FRANKFURT (dpa-AFX) - Die Börsen in Frankfurt und London wollen einen Gemeinschaftskonzern schmieden. In vielen Fragen sind sich Deutsche Börse (XETRA:DB1Gn) und London Stock Exchange (FSE:LS4C) (ISE:LSE) (LSE) schon einig, etliche Fragen sind aber noch offen. Ein Überblick:
Was wir wissen:
- Geplant ist eine gemeinsame Holdinggesellschaft nach britischem Recht ("UK TopCo") mit Sitz in London.
- Die Deutsche-Börse-Aktionäre sollen mit 54,4 Prozent die Mehrheit an dem fusionierten Unternehmen halten, für die Anteilseigner der LSE sind 45,6 Prozent vorgesehen. De facto handelt es sich also um eine Übernahme der Londoner durch die Frankfurter Börse.
- Ihre Zentralen in Eschborn vor den Toren Frankfurts und in der britischen Hauptstadt wollen die Unternehmen erhalten.
- Deutsche-Börse-Chef Carsten Kengeter soll das neueGemeinschaftsunternehmen führen. LSE-Verwaltungsratschef Donald Brydon soll diesen Posten auch im fusionierten Unternehmen übernehmen. Als Brydons Stellvertreter ist der derzeitige Aufsichtsratschef der Deutschen Börse, Joachim Faber, vorgesehen.
- Nach Erlösen entstünde der weltgrößte Börsenbetreiber mit einem Gesamtumsatz von 4,7 Milliarden Euro.
- Die Partner kalkulieren mit Einmalkosten von 600 Millionen Euro.
- Beide Seiten werben mit großen Wachstumschancen und hohem Einsparpotenzial: Die Kosten könnten - ab dem dritten Jahr nach Vollzug des Deals - pro Jahr um 450 Millionen Euro gedrückt werden, das entspreche rund einem Fünftel des jährlichen Aufwands der Konzerne. Eine Verlagerung von Geschäften sei nicht vorgesehen.
- Die Konzerne hoffen, das Geschäft Ende 2016 oder spätestens im ersten Quartal 2017 erfolgreich abzuschließen. Auch ein möglicher EU-Austritt Großbritanniens ("Brexit") soll die Pläne nicht durchkreuzen. Am 23. Juni stimmen die Briten darüber ab, ob das Land weiter Mitglied in der Europäischen Union bleibt.
Was wir noch nicht wissen:
- Zum genauen Zeitplan schweigen sich die Unternehmen aus.
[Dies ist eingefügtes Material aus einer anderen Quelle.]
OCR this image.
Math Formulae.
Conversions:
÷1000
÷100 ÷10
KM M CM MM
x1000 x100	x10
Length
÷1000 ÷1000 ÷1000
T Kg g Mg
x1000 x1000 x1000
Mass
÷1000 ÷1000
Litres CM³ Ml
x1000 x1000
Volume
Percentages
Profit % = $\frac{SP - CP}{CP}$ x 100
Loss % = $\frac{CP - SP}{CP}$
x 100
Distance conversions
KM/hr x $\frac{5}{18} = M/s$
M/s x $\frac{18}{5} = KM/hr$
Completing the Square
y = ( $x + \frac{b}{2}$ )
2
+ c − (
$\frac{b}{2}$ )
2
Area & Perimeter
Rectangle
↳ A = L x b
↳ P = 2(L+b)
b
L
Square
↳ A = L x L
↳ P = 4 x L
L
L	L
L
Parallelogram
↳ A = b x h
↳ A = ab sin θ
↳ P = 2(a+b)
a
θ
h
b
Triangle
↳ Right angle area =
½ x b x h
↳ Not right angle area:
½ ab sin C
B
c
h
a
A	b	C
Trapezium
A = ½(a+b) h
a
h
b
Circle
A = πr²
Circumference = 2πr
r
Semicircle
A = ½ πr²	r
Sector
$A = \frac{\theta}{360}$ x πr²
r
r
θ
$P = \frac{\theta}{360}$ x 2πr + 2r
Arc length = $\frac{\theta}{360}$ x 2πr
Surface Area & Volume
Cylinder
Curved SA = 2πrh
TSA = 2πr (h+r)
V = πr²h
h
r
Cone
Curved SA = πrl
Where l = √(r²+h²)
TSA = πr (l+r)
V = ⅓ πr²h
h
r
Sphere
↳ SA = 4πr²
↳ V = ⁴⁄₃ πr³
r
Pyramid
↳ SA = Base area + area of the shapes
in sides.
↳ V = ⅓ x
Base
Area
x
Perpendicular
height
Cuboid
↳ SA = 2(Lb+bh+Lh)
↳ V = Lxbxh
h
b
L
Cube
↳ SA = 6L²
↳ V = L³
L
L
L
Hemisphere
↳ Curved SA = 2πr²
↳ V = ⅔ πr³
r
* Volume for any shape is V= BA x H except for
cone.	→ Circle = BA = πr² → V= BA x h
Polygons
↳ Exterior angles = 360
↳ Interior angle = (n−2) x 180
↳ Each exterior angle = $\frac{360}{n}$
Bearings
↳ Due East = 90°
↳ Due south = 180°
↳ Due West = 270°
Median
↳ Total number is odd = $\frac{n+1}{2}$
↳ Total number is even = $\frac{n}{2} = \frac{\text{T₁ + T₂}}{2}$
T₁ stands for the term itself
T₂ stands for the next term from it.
Ihren Aktionären muss die Deutsche Börse ein Umtauschangebot machen, dem mindestens drei Viertel zustimmen müssen. Dieser Prozess wird einige Wochen dauern.
- Bei der LSE entscheiden die Anteilseigner an einem einzigen Tag bei einer außerordentlichen Hauptversammlung. Dann müssen ebenfalls mehr als 75 Prozent des anwesenden Aktienkapitals zustimmen. Ob diese Versammlung noch vor dem britischen Referendum über den EU-Austritt stattfindet, ist offen.
- Wie viele Stellen gestrichen werden, ist unklar. Die Deutsche Börse will nach Worten ihres Finanzvorstandes Gregor Pottmeyer aber möglichst ohne betriebsbedingte Kündigungen auskommen.
- Analysten rätseln, wie auf Dauer Millioneneinsparungen realisiert werden sollen, wenn Doppelstrukturen in Frankfurt und London erhalten bleiben. Die Konzerne erklären, die Vorteile lägen etwa darin, dass das neue Unternehmen die jeweils besten IT-Systeme nutzen werde.
- Damit der Zusammenschluss der beiden Börsenbetreiber im dritten Anlauf klappt, ist die Zustimmung etlicher Aufsichtsbehörden notwendig. Das für die Frankfurter Börsenaufsicht zuständige hessische Wirtschaftsministerium hatte ein Fragezeichen hinter die Pläne gemacht, den rechtlichen Sitz der geplanten europäischen Superbörse nach London zu verlagern. Auch ein positives Votum der EU-Wettbewerbshüter gilt keineswegs als Selbstläufer.
- Einen Strich durch die Fusionspläne könnte auch noch der US-Konkurrent CME-Gruppe aus Chicago machen. Der US-Börsenbetreiber Intercontinental Exchange (ICE) gab dagegen kürzlich bekannt, er habe "derzeit keine Absicht" ein Angebot für die LSE abzugeben. Das Unternehmen sehe auf Grundlage der vorliegenden Informationen keinen ausreichenden Nutzen in einer Übernahme.